You can always stop bots. Add login/password. But people want their content to be accessible to as large audience as possible, but at the same time they don't want that data to be accessible to the same audience via other channels. logic. Bots are not consuming your data - humans are. At the end of the day humans will eventually read it and take actions. For example chatgpt will mention your site, the user will visit it.

And no, nothing was different before 2022. Just look at google, the largest bot scraping network in the world. Since 1996.

lucumo 5 days ago [ - ]

> And no, nothing was different before 2022. Just look at google, the largest bot scraping network in the world. Since 1996.

I'm sorry, but this statement shows you have no recent experience with these crawlernets.

Google, from the beginning, has done their best to work with server owners. They respect robots.txt. I think they were the first to implement Crawl-Delay. They crawl based on how often things change anyway. They have an additional safeguard that when they notice a slowdown in your responses, they back off.

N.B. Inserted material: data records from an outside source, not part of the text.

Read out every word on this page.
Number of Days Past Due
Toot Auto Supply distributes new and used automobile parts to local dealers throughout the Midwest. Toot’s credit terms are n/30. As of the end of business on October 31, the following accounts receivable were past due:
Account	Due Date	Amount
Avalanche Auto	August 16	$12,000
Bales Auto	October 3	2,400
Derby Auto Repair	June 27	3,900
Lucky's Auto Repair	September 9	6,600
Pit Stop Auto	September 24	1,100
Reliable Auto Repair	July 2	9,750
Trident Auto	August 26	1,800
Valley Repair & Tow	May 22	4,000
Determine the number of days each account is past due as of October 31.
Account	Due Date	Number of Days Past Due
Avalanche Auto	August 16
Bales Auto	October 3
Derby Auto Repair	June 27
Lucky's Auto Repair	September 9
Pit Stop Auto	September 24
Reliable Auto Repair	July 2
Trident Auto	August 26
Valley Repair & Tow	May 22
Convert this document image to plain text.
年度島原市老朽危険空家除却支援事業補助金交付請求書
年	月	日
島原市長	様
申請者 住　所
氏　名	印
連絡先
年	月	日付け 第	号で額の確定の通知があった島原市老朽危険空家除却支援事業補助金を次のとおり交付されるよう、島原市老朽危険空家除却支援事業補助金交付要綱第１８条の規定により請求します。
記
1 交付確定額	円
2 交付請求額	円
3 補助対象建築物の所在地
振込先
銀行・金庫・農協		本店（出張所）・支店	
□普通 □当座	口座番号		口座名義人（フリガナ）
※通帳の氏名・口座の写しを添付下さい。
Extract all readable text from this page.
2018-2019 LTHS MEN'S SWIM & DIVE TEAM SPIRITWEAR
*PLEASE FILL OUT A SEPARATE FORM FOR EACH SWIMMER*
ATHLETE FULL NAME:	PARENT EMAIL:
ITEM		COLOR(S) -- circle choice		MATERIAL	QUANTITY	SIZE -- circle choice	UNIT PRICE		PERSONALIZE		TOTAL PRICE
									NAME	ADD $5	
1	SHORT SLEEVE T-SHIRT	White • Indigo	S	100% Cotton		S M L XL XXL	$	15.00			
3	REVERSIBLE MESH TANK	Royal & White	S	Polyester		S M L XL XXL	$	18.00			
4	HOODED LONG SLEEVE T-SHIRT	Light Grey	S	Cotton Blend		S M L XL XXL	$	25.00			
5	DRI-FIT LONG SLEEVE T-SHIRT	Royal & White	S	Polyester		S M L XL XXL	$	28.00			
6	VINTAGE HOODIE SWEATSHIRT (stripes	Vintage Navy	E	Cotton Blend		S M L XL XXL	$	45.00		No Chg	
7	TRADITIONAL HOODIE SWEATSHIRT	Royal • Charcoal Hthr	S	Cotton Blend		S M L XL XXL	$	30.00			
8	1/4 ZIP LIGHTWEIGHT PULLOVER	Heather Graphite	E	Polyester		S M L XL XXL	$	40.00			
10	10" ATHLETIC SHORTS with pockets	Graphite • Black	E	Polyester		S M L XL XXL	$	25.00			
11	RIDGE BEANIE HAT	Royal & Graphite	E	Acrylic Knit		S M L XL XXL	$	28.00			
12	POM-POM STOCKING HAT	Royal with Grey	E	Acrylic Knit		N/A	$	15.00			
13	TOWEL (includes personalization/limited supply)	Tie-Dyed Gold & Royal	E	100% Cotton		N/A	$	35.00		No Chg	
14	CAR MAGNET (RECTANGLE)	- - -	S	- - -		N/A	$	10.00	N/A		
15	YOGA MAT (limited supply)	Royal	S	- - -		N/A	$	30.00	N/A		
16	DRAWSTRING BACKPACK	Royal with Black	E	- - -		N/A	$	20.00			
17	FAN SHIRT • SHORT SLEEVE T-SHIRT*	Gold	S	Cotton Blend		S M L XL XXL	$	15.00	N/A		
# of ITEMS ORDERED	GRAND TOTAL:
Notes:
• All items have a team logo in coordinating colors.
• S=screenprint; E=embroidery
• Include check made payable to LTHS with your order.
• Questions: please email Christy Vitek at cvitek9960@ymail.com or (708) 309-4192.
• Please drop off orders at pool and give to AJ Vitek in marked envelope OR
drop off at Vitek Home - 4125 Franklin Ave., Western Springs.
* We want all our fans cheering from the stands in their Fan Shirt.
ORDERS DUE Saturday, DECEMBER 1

Compare this with Anthropic. On their website they say they follow robots.txt and Crawl-Delay. I have an explicit ban on Claudebot in there and a Crawl-Delay for everyone else. It ignores both. I send an email to them about this, and their answer didn't address the discrepancy between the docs and the behaviour. They just said they'll add me to their internal whitelist and that I should've sent 429s when they were going too fast. (Fuck off, how about you follow your public documentation?)

That's just my experience, but if you Google around you'll find that Anthropic is notorious for ignoring robots.txt.

And still, Claudebot is one of the better behaved bots. At least they identify themselves, have a support email they respond to, and use identifiable IP-addresses.

A few weeks ago I spend four days figuring out why I had 20x the traffic I normally have (which maxed out the server; causing user complaints). Turns out there are parties that crawl using millions of (residential) IPs and identify themselves as normal browsers. Only 1 or 2 connections per IP at the time. Randomization of identifying properties. Even Anthropics 429 solution wouldn't have worked there.

I managed to find a minor identifying property in some of the requests that wasn't catching too many real users. I used that to start firewalling IPs on sight and then their own randomization caused every IP to fall into the trap in the end. But it took days.

In the end I had to firewall nearly 3 million non-consecutive IP addresses.

So no, Google in 1996 or 2006 or 2016 is not the same as the modern DDoSing crawlernet.

ijk 5 days ago [ - ]

I am still a bit confused by what some of these crawlers are getting out of it; repeatedly crawling sites that haven't changed seems to be the norm for the current crawlernets, which seems like a massive waste of resources on their end for what is, on average, data of rather indifferent quality.

immibis 5 days ago [ - ]

Nothing. They're not designed to be useful. They're designed to grab as much data as possible and they'll figure out what to do with it later - they don't know it's mostly useless yet.

Tarpits are cool.

account42 3 days ago [ - ]

Did you send any abuse reports to the ASNs for those IP addresses?